So, Dr.. S. has me started on Aderall after the whole your-insurance-is-going-to-screw-with-your-already-crazy-brain-and-not-cover-your-Strattera-after-???-years-drama...I get to try new things. I love variety! The first dose was kind of ...eh. The attention-grabbing response only lasted a short time and well...I was wondering why in the crock this is a controlled substance...Seriously Dean, you bought this?
So, we upped my dose and I have extended release. If I could somehow type how wide open my eyes are right now. It's pretty good though. My keyboard is practically on fire with the lines going out today and I am able to simultaneously wipe Emma's butt, scream at the dogs and dictate the education of my 13 year old without really getting sidetracked with...oohh coffee. I may even last through ugly-clothes-drinking night without too much trouble...which reminds me...I need to hunt up my polyester bell-bottoms. I should put in here, for the record, that I really can totally do jumping jacks like whoa. I could probably do jumping jacks and type and yell at the dogs and dictate the education of the 13 year old. Gonna try it.
*****
Yeah okay, so the drug does not enhance coordination at all. Fail on the jumping jacks. It does, however, suppress my appetite to the point that I really can't eat. Feelin' a little barfy when my mind wanders to the thought of sustenance.

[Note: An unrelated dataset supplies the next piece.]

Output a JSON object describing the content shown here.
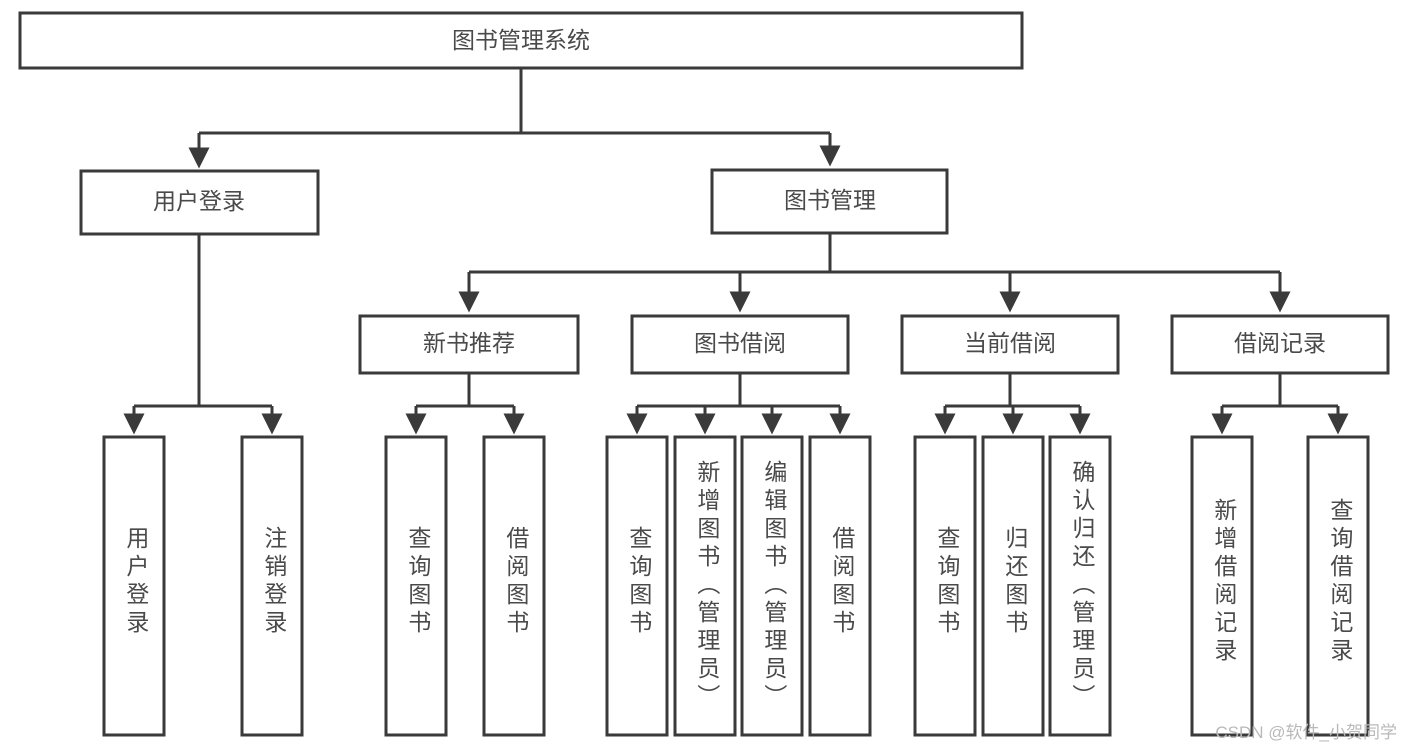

So far though this is good.
Dr. S had mentioned that I have a lousy job for having ADD. Hm. Probably right; however, I like to have my cake and eat it too. My cake being working from home, repeatedly pressing the ctrl+alt+right arrow for a living, my fork being ADD. I deserve the cake dammit. I have a husband who isn't much help in terms of...well yeah. I have my adorable, but trying abundant supply of kids, my sick dad, my caregiver-fatigued mom, my psycho sister, an ugly dog that cannot shit outside to save her hide...seriously. I want to lick the friggin' cake.
Ugh. That looks awful. I am grateful for my family, I love my babies, I want to see my dad comfortable and my mom happy and well. I want my sister to CHILL OUUUT. I want my house together, cookies baked, supper in the crock pot, work done, butts wiped, kids happily educated and abundantly hugged and I want time to do my art. I still sound selfish.
Eh well, selfish and ENERGIZED, focused and not spinning in circles forgetting what I am supposed to be doing. WOo! Look! I even blogged! I AM AMAZING!